C. The Primary/General Election Distinction
NCPAC's final contention is that it relied on the advisory opinion's distinction between (1) a political consultant who works for NCPAC in opposing a Democratic candidate for the nomination while also performing services for a candidate for the Republican nomination and (2) a consultant who supports the Republican candidate during the general election and, at the same time, assists NCPAC in opposing that candidate's opponent. No doubt the answers to both situations 1 and 8 recognize the primary/general election distinction. And, indeed, Moynihan and Caputo were candidates in separate primary races. However, the primary/general election distinction is blurred beyond recognition in this case. Caputo and Moynihan were, for all practical purposes, opponents. When Caputo announced his candidacy in September 1981, no other Republican was seeking that nomination.
Two months later, in November 1981, NCPAC announced its drive to unseat Moynihan. At that time, Moynihan was the only Democratic candidate.
Finkelstein's strategy makes clear that Caputo and Moynihan were more than simply candidates in separate primaries. Before his withdrawal, Caputo was the frontrunner to win the Republican nomination. Thus, Finkelstein's strategy for Caputo was to preempt the field and make Caputo the only viable Republican candidate. Finkelstein consciously set out to make Caputo Moynihan's tacit opponent during primary period.
Thus, Finkelstein had Caputo open his campaign with an attack on Moynihan. NCPAC ignores the reality when it contends that Caputo and Moynihan were in two distinct races in the same sense as the hypothetical candidates in the FEC's advisory opinion. NCPAC's expenditures were not only hurting Moynihan, they were aiding Caputo. More important for our purposes, they were increasing Caputo's chances for success in any future general election confrontation with Moynihan. The FEC's concern about coordination between contributions to a candidate and expenditures against that candidate's opponent is clearly implicated by NCPAC's anti-Moynihan activities.
It matters not that Caputo never actually opposed Moynihan in a primary or general election. Had Caputo not departed the race, Moynihan and Caputo may well have remained opponents through the general election. Caputo's withdrawal prior to the primary does not negate the impact of any prior conduct that may have violated the federal election laws.
The distinctions between the facts as they actually unfolded and the facts addressed in the FEC's advisory opinion are patent. Finkelstein's central role in both the NCPAC and Caputo efforts, the obvious coordination between the two efforts, their shared goals and parallel strategies, and the posture of the Caputo/Moynihan contest together demonstrate an impermissible degree of coordination and preclude any reliance on the advisory opinion.

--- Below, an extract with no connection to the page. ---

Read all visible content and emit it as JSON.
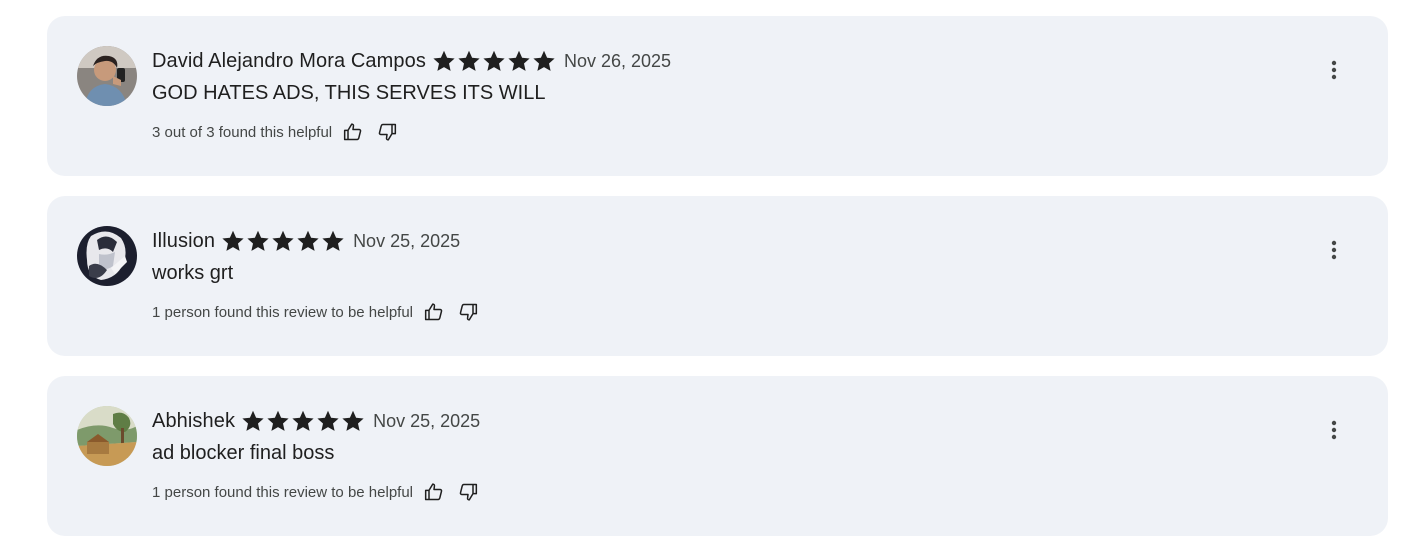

Any such reliance would overstep the wording of the advisory opinion and contradict its underlying spirit as well. Simply put, the advisory opinion does not sanction NCPAC and a Republican candidate to develop and implement, through a common political consultant, nearly identical campaigns -- regardless of whether those campaigns take place during the primary or general election season.
NCPAC's anti-Moynihan expenditures must be deemed contributions to the Caputo campaign. NCPAC thus exceeded FECA's $5000 limit on contributions by a multi-candidate political committee to a candidate or its political committee and violated the Act's disclosure requirements by failing to report its contributions. The plaintiff's motion for summary judgment is granted. The defendant's cross-motion for summary judgment is denied.
The plaintiff will enter judgment accordingly.